I try not to needlessly insert my personal politics into these write-ups, but I make no particular effort to hide them either, so if you’ve been following along with this project for a while it probably won’t come as much of a shock that I am not a very patriotic person. Neil Diamond’s “America” can’t really be engaged with without interrogating one’s own values and feelings about their country. On the surface, I suppose it’s pretty hard to take issue with: a sort of fairy-tale version of the old “nation of immigrants” song and dance. It’s about people coming to America, about those people’s unshakeable conviction that something better awaited them in the land of the free and the home of the brave.
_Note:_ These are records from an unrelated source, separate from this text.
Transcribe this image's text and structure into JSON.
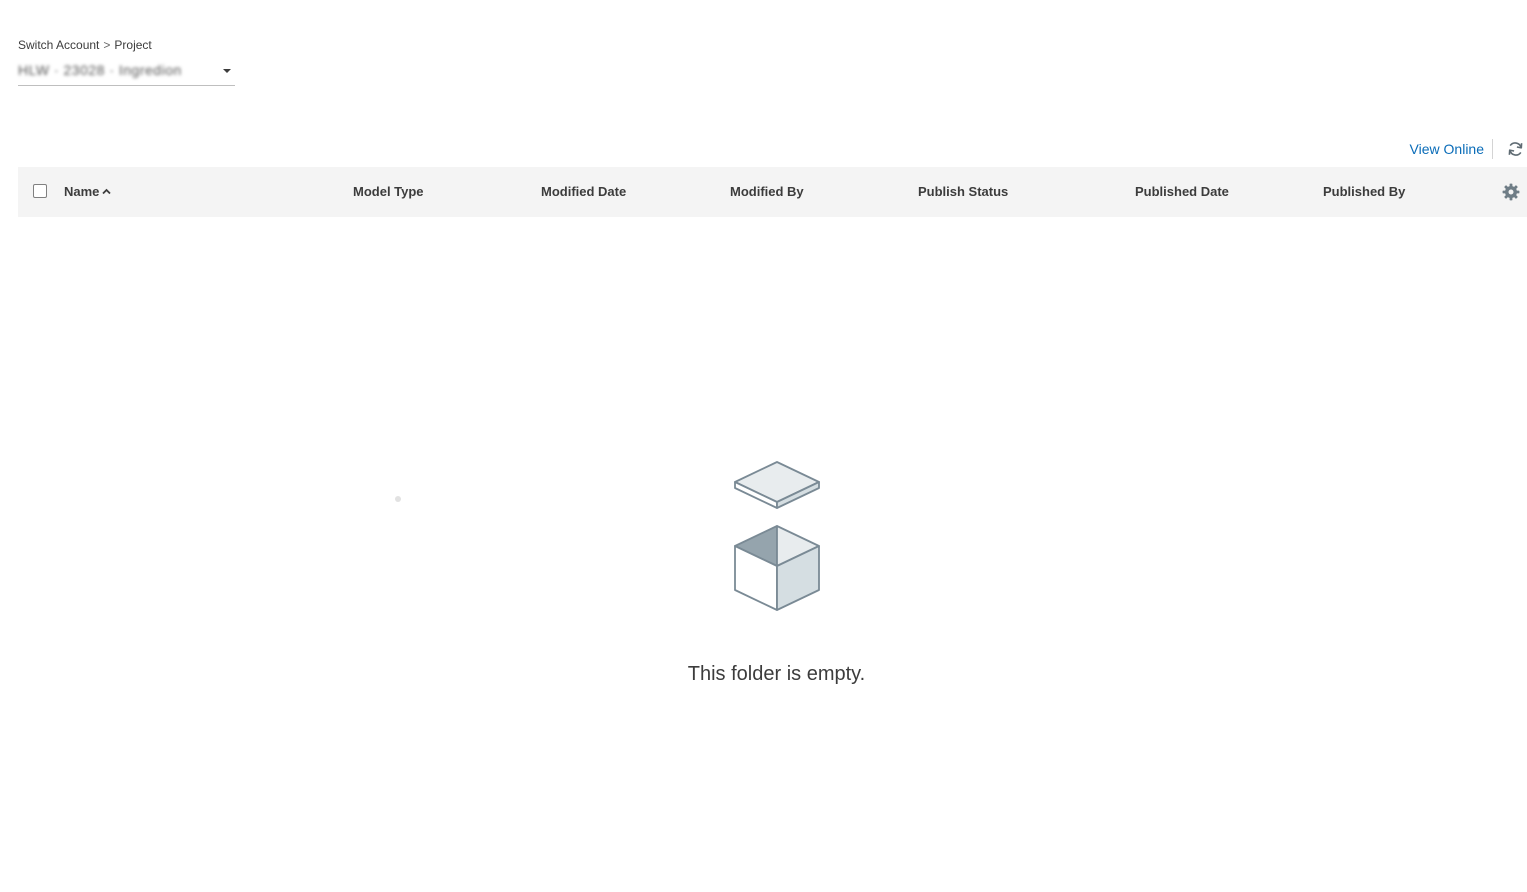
{
  "breadcrumb": {
    "account": "Switch Account",
    "separator": ">",
    "project": "Project"
  },
  "project_select": {
    "value": "HLW · 23028 · Ingredion"
  },
  "toolbar": {
    "view_online_label": "View Online",
    "refresh_icon": "refresh-icon"
  },
  "table": {
    "columns": {
      "name": "Name",
      "model_type": "Model Type",
      "modified_date": "Modified Date",
      "modified_by": "Modified By",
      "publish_status": "Publish Status",
      "published_date": "Published Date",
      "published_by": "Published By"
    },
    "sort_icon": "chevron-up-icon",
    "settings_icon": "gear-icon"
  },
  "empty_state": {
    "icon": "open-box-icon",
    "message": "This folder is empty."
  },
  "colors": {
    "link": "#0a6cb8",
    "header_bg": "#f4f4f4",
    "icon_gray": "#7a8a95"
  }
}
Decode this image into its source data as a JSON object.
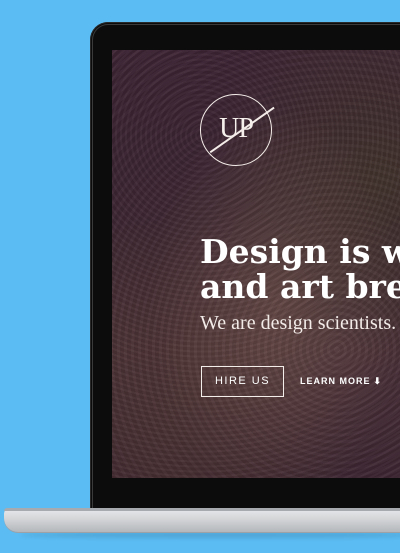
{
  "logo": {
    "text": "UP"
  },
  "hero": {
    "headline_line1": "Design is wh",
    "headline_line2": "and art brea",
    "subhead": "We are design scientists."
  },
  "actions": {
    "hire_label": "HIRE US",
    "learn_more_label": "LEARN MORE",
    "learn_more_icon": "⬇"
  },
  "colors": {
    "background": "#5bbcf3",
    "hero_overlay": "#3d2434",
    "text": "#ffffff"
  }
}
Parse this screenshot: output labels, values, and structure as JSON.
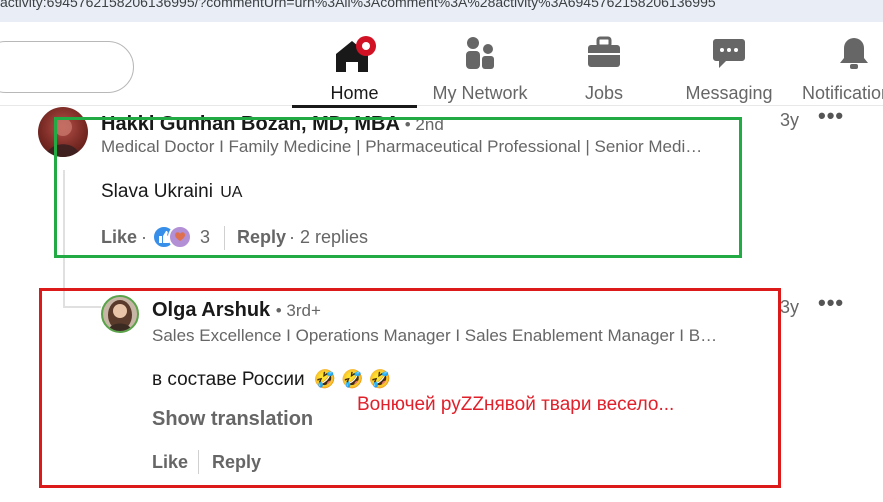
{
  "browser": {
    "url_fragment": "activity:6945762158206136995/?commentUrn=urn%3Ali%3Acomment%3A%28activity%3A6945762158206136995"
  },
  "nav": {
    "items": [
      {
        "label": "Home",
        "icon": "home-icon",
        "active": true
      },
      {
        "label": "My Network",
        "icon": "network-icon"
      },
      {
        "label": "Jobs",
        "icon": "briefcase-icon"
      },
      {
        "label": "Messaging",
        "icon": "messaging-icon"
      },
      {
        "label": "Notifications",
        "icon": "bell-icon"
      }
    ]
  },
  "comments": [
    {
      "name": "Hakki Gunhan Bozan, MD, MBA",
      "degree": "• 2nd",
      "headline": "Medical Doctor I Family Medicine | Pharmaceutical Professional | Senior Medi…",
      "time": "3y",
      "text": "Slava Ukraini",
      "flag": "UA",
      "like": "Like",
      "reaction_count": "3",
      "reply": "Reply",
      "replies": "· 2 replies"
    },
    {
      "name": "Olga Arshuk",
      "degree": "• 3rd+",
      "headline": "Sales Excellence I Operations Manager I Sales Enablement Manager I B…",
      "time": "3y",
      "text": "в составе России",
      "emojis": "🤣 🤣 🤣",
      "show_translation": "Show translation",
      "like": "Like",
      "reply": "Reply"
    }
  ],
  "annotation": "Вонючей руZZнявой твари весело...",
  "colors": {
    "green_box": "#22aa44",
    "red_box": "#dd1a1a",
    "annotation": "#e0202a"
  }
}
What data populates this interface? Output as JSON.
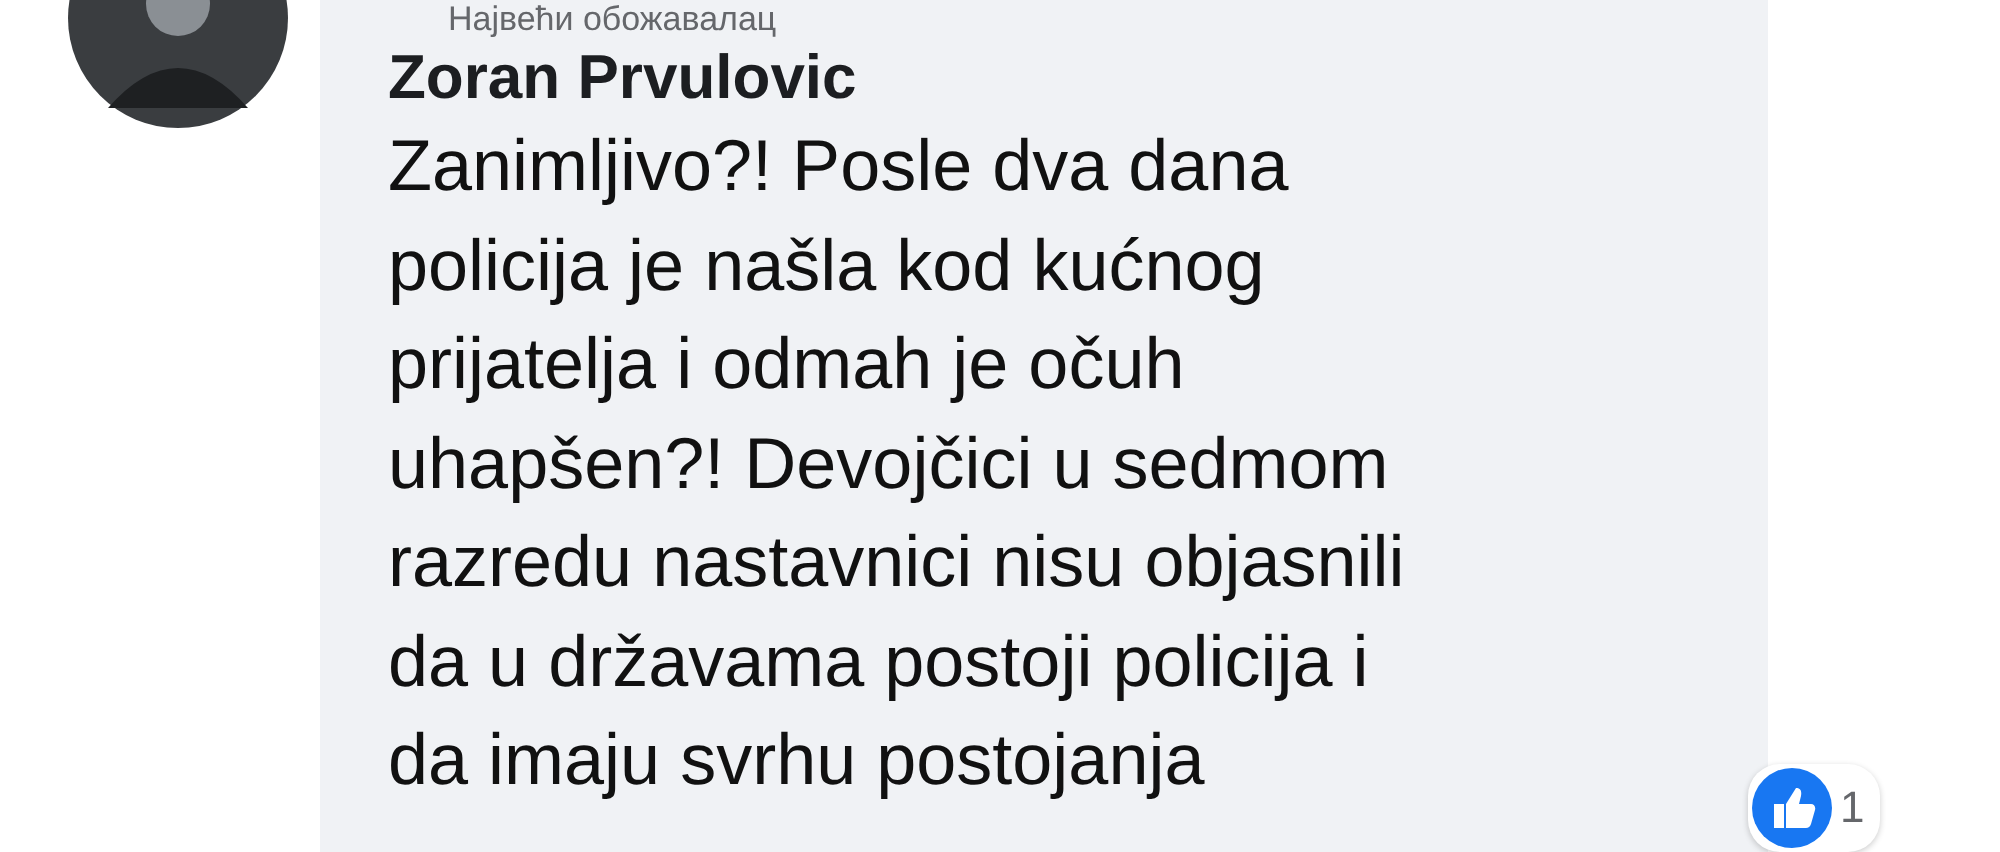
{
  "comment": {
    "badge": "Највећи обожавалац",
    "author": "Zoran Prvulovic",
    "lines": [
      "Zanimljivo?! Posle dva dana",
      "policija je našla kod kućnog",
      "prijatelja i odmah je očuh",
      "uhapšen?! Devojčici u sedmom",
      "razredu nastavnici nisu objasnili",
      "da u državama postoji policija i",
      "da imaju svrhu postojanja"
    ],
    "reactions": {
      "count": "1"
    }
  }
}
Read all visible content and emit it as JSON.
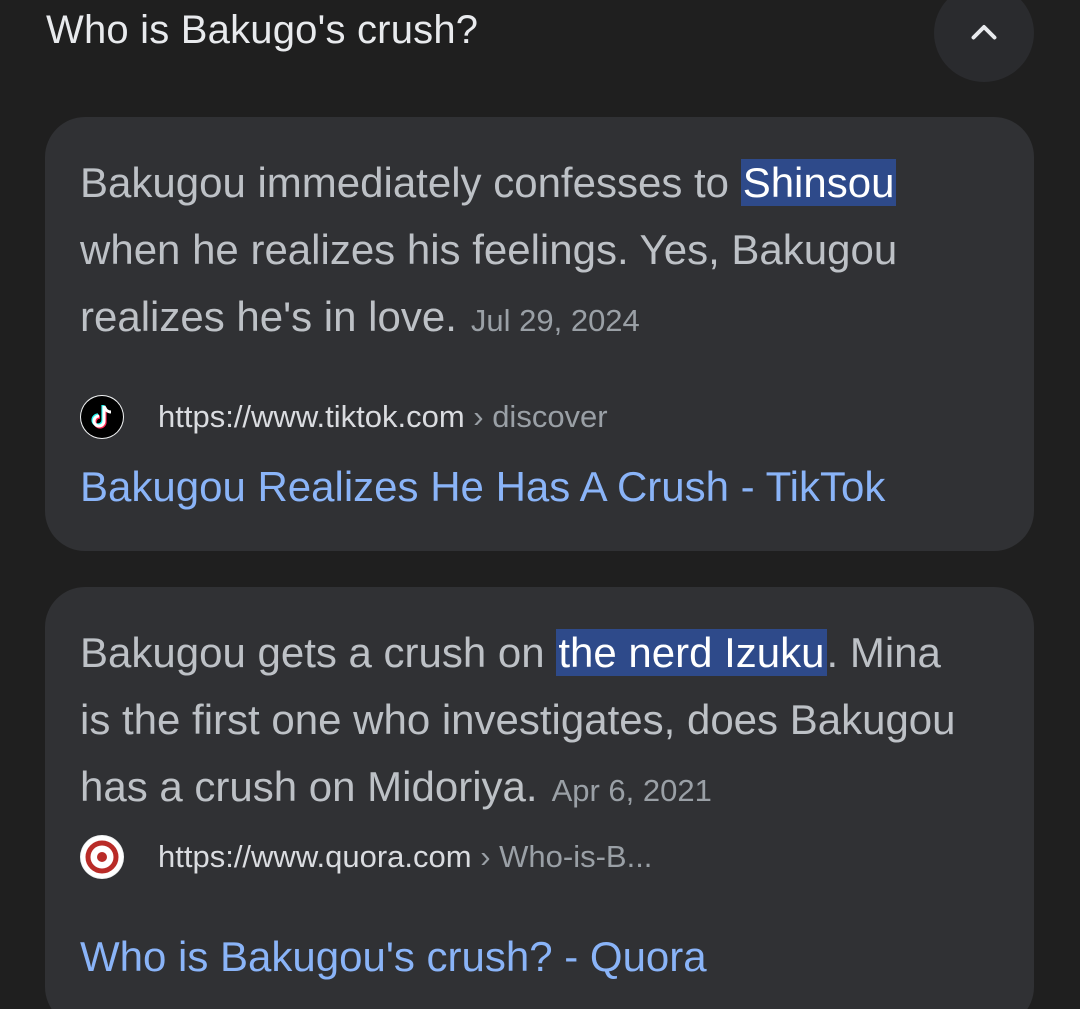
{
  "question": "Who is Bakugo's crush?",
  "results": [
    {
      "snippet_before": "Bakugou immediately confesses to ",
      "snippet_highlight": "Shinsou",
      "snippet_after": " when he realizes his feelings. Yes, Bakugou realizes he's in love.",
      "date": "Jul 29, 2024",
      "url_domain": "https://www.tiktok.com",
      "url_crumb": " › discover",
      "favicon": "tiktok-icon",
      "title": "Bakugou Realizes He Has A Crush - TikTok"
    },
    {
      "snippet_before": "Bakugou gets a crush on ",
      "snippet_highlight": "the nerd Izuku",
      "snippet_after": ". Mina is the first one who investigates, does Bakugou has a crush on Midoriya.",
      "date": "Apr 6, 2021",
      "url_domain": "https://www.quora.com",
      "url_crumb": " › Who-is-B...",
      "favicon": "quora-icon",
      "title": "Who is Bakugou's crush? - Quora"
    }
  ],
  "colors": {
    "background": "#1f1f1f",
    "card": "#303134",
    "highlight": "#2e4a8a",
    "link": "#8ab4f8"
  }
}
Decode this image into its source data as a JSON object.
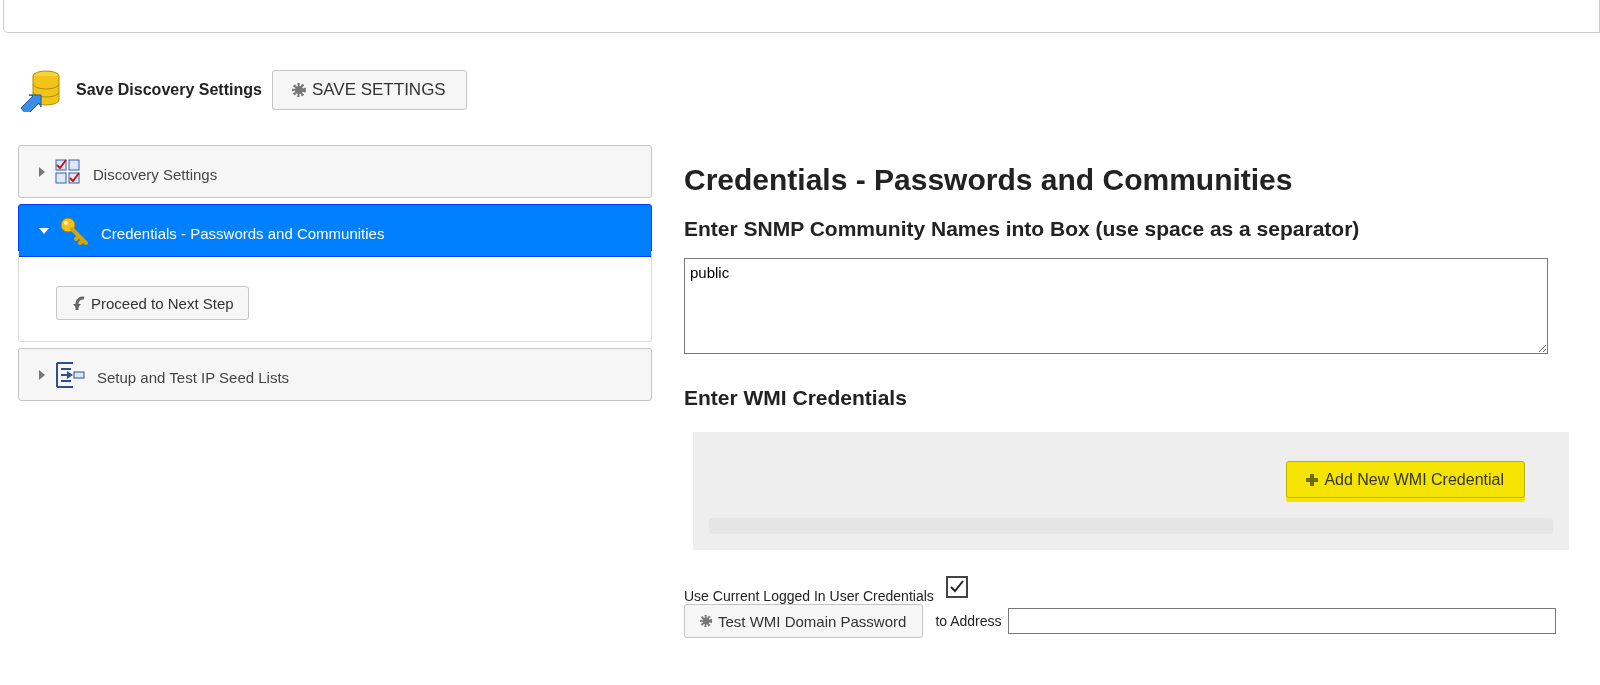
{
  "header": {
    "title": "Save Discovery Settings",
    "save_button": "SAVE SETTINGS"
  },
  "accordion": [
    {
      "kind": "checklist",
      "label": "Discovery Settings",
      "expanded": false
    },
    {
      "kind": "key",
      "label": "Credentials - Passwords and Communities",
      "expanded": true,
      "button": "Proceed to Next Step"
    },
    {
      "kind": "tree",
      "label": "Setup and Test IP Seed Lists",
      "expanded": false
    }
  ],
  "content": {
    "title": "Credentials - Passwords and Communities",
    "snmp_heading": "Enter SNMP Community Names into Box (use space as a separator)",
    "snmp_value": "public",
    "wmi_heading": "Enter WMI Credentials",
    "add_button": "Add New WMI Credential",
    "use_current_label": "Use Current Logged In User Credentials",
    "use_current_checked": true,
    "test_button": "Test WMI Domain Password",
    "address_label": "to Address"
  }
}
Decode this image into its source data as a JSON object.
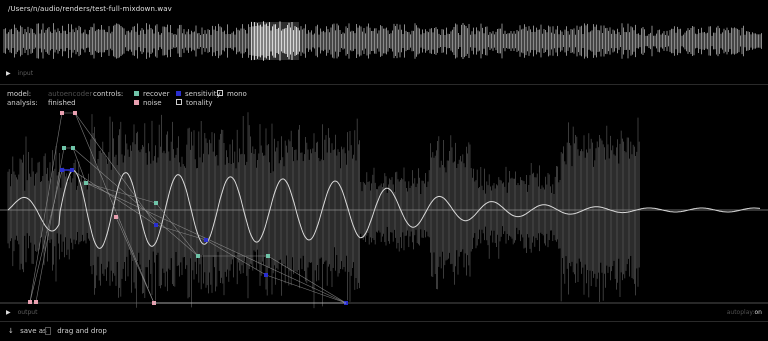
{
  "file": {
    "path": "/Users/n/audio/renders/test-full-mixdown.wav"
  },
  "overview": {
    "toggle_label": "input",
    "toggle_icon": "play-icon"
  },
  "info": {
    "model_label": "model:",
    "model_value": "autoencoder",
    "analysis_label": "analysis:",
    "analysis_value": "finished",
    "controls_label": "controls:"
  },
  "controls": [
    {
      "label": "recover",
      "color": "#6fc4a8",
      "style": "fill"
    },
    {
      "label": "sensitivity",
      "color": "#2a2fd0",
      "style": "fill"
    },
    {
      "label": "mono",
      "color": "#cfcfcf",
      "style": "outline"
    },
    {
      "label": "noise",
      "color": "#e8a0b0",
      "style": "fill"
    },
    {
      "label": "tonality",
      "color": "#cfcfcf",
      "style": "outline"
    }
  ],
  "output": {
    "toggle_label": "output",
    "toggle_icon": "play-icon",
    "mode_dim": "autoplay:",
    "mode_value": "on"
  },
  "footer": {
    "save_icon": "download-icon",
    "save_label": "save as",
    "drop_icon": "document-icon",
    "drop_label": "drag and drop"
  },
  "colors": {
    "recover": "#6fc4a8",
    "noise": "#e8a0b0",
    "sensitivity": "#2a2fd0",
    "outline": "#cfcfcf"
  }
}
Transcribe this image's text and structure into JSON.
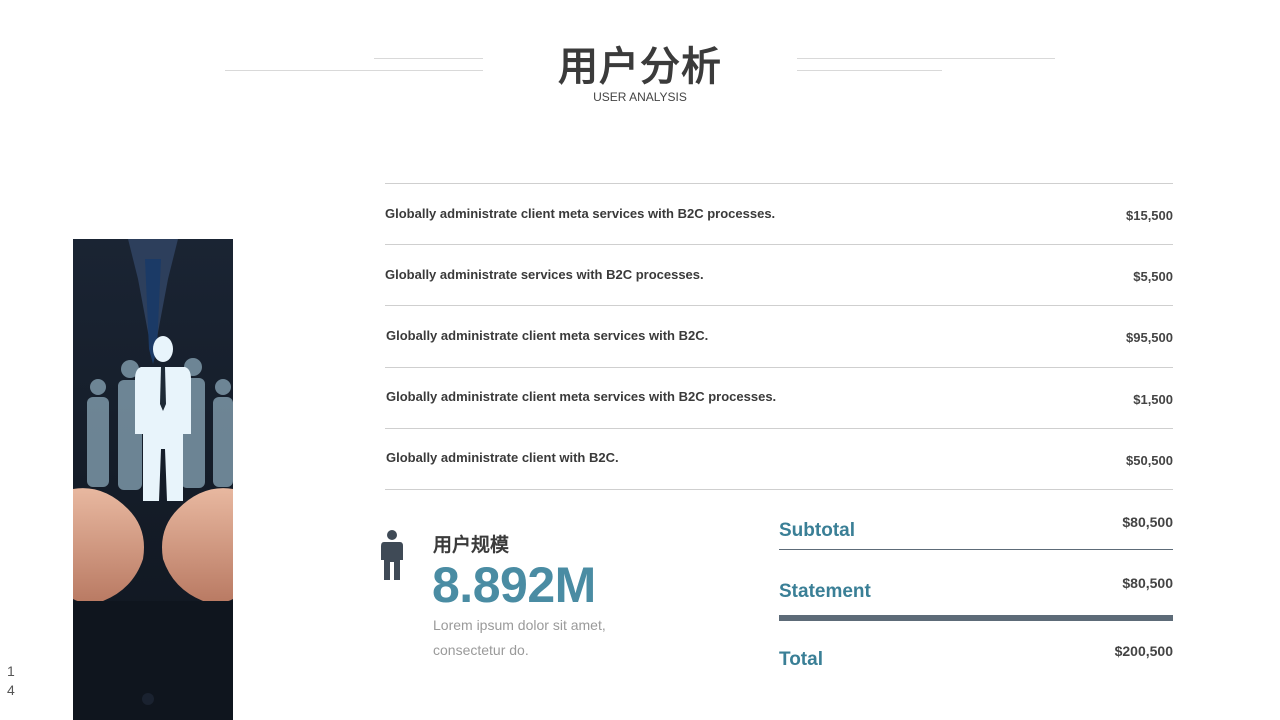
{
  "header": {
    "title": "用户分析",
    "subtitle": "USER ANALYSIS"
  },
  "table": {
    "rows": [
      {
        "text": "Globally administrate client meta services with B2C processes.",
        "amount": "$15,500"
      },
      {
        "text": "Globally administrate services with B2C processes.",
        "amount": "$5,500"
      },
      {
        "text": "Globally administrate client meta services with B2C.",
        "amount": "$95,500"
      },
      {
        "text": "Globally administrate client meta services with B2C processes.",
        "amount": "$1,500"
      },
      {
        "text": "Globally administrate client with B2C.",
        "amount": "$50,500"
      }
    ]
  },
  "user_scale": {
    "label": "用户规模",
    "value": "8.892M",
    "desc_line1": "Lorem ipsum dolor sit amet,",
    "desc_line2": "consectetur do."
  },
  "summary": {
    "subtotal_label": "Subtotal",
    "subtotal_amount": "$80,500",
    "statement_label": "Statement",
    "statement_amount": "$80,500",
    "total_label": "Total",
    "total_amount": "$200,500"
  },
  "page_number": "14",
  "colors": {
    "accent": "#4a8ca3",
    "accent_dark": "#3a7f96",
    "bar": "#5d6b78"
  },
  "icons": {
    "person": "person-icon",
    "photo": "hands-holding-businessman-figure"
  }
}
It’s good-hearted and optimistic in a way patriotic pop generally isn’t, and for that I truly respect it. But it’s also a fantasy- a fantasy I often struggle to buy into with the naive gusto Diamond clearly does. In wholly overlooking the trials and mistreatments immigrants have endured in this country, both historically and now, this song engages in a very real, albeit probably unintentional, historical revisionism. I wouldn’t blame anyone who heard this song and was reminded of Hillary Clinton’s shockingly out-of-touch insistence in 2016 that “America is already great”. “America”, one could argue, offers no challenge to the listener, does nothing to inspire a fight for a better tomorrow. ‘We’re a melting pot’, whoop de friggin’ doo. Sit back and watch the fireworks, everyone, no need to think about how we’re currently keeping 25,000 immigrants in detainment camps.

And yet.

And yet, I cannot bring myself to reject “America”’s message. I cannot stop desperately wanting this song to ring true. I want to live in an America that makes me feel the way the intro to this song does, with those keyboards twinkling in over the strident, uptempo beat. I want to be able to sing about my country the way Neil Diamond does here. Writing this song off entirely as a revisionist fantasy is just too damn cynical for me; I have to believe its vision of America can still be aspired to- a nation where people of all colors and creeds can live together in harmony, free from tyranny and subjugation. Somehow, with its innocent, cheeseball guilelessness, this song does challenge me, to believe that the America Diamond sings about is possible, to dig through all the atrocities and corruption trying to find some kernel of goodness that we as Americans can call our own. The America in this song, largely imaginary though it may be, is a country I think is worth fighting for. That’s as close to patriotism as I may ever get.